Re: [PATCH RFC v2 2/5] of: get dma area lower limit
From: Catalin Marinas
Date: Tue Jul 30 2024 - 11:52:52 EST
On Thu, Jul 25, 2024 at 02:49:01PM +0300, Baruch Siach wrote:
> Hi Catalin,
>
> On Tue, Jun 18 2024, Catalin Marinas wrote:
> > On Tue, Apr 09, 2024 at 09:17:55AM +0300, Baruch Siach wrote:
> >> of_dma_get_max_cpu_address() returns the highest CPU address that
> >> devices can use for DMA. The implicit assumption is that all CPU
> >> addresses below that limit are suitable for DMA. However the
> >> 'dma-ranges' property this code uses also encodes a lower limit for DMA
> >> that is potentially non zero.
> >>
> >> Rename to of_dma_get_cpu_limits(), and extend to retrieve also the lower
> >> limit for the same 'dma-ranges' property describing the high limit.
> >
> > I don't understand the reason for the lower limit. The way the Linux
> > zones work is that ZONE_DMA always starts from the start of the RAM. It
> > doesn't matter whether it's 0 or not, you'd not allocate below the start
> > of RAM anyway. If you have a device that cannot use the bottom of the
> > RAM, it is pretty broken and not supported by Linux.
>
> I won't argue with that assertion.
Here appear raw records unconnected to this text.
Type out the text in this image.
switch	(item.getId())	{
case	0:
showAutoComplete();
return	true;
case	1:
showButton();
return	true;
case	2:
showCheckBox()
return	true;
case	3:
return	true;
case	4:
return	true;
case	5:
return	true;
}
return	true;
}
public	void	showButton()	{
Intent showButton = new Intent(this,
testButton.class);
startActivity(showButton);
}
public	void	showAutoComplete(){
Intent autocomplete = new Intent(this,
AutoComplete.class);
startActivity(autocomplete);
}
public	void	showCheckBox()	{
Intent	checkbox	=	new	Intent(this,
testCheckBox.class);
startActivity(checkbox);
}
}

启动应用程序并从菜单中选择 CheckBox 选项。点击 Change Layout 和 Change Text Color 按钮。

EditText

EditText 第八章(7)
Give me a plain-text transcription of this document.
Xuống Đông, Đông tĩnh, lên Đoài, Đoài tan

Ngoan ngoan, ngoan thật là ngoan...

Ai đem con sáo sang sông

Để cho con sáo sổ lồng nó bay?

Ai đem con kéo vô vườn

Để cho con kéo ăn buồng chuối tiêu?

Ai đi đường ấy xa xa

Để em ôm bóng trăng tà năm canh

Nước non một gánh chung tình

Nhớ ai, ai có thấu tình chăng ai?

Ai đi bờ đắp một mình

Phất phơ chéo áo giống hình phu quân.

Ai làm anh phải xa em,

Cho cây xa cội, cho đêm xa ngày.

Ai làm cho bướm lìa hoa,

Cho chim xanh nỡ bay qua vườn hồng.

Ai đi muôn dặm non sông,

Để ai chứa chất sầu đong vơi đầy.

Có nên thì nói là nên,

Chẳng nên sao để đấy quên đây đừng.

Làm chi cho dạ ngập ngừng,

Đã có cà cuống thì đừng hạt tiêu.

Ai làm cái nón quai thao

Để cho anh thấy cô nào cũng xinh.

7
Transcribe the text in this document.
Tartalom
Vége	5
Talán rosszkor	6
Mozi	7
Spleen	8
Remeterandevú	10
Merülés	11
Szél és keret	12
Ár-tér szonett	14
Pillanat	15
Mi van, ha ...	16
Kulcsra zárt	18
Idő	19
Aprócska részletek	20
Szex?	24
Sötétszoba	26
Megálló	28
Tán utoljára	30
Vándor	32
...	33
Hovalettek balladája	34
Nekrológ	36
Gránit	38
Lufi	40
My target system RAM happens to start
> at that the lower end of devices DMA zone, so I'm fine with skipping
> this patch.
>
> Just curious. What is the inherent limitation that prevents Linux from
> supporting DMA zone with lower limit above RAM start?
It's the way the zone allocation fallback mechanism works. Let's say a
ZONE_DMA32 allocation fails, it falls back to ZONE_DMA and it's supposed
to be compatible with the GFP_DMA32 request. If you have some other zone
below ZONE_DMA, it should also be compatible with GFP_DMA allocations.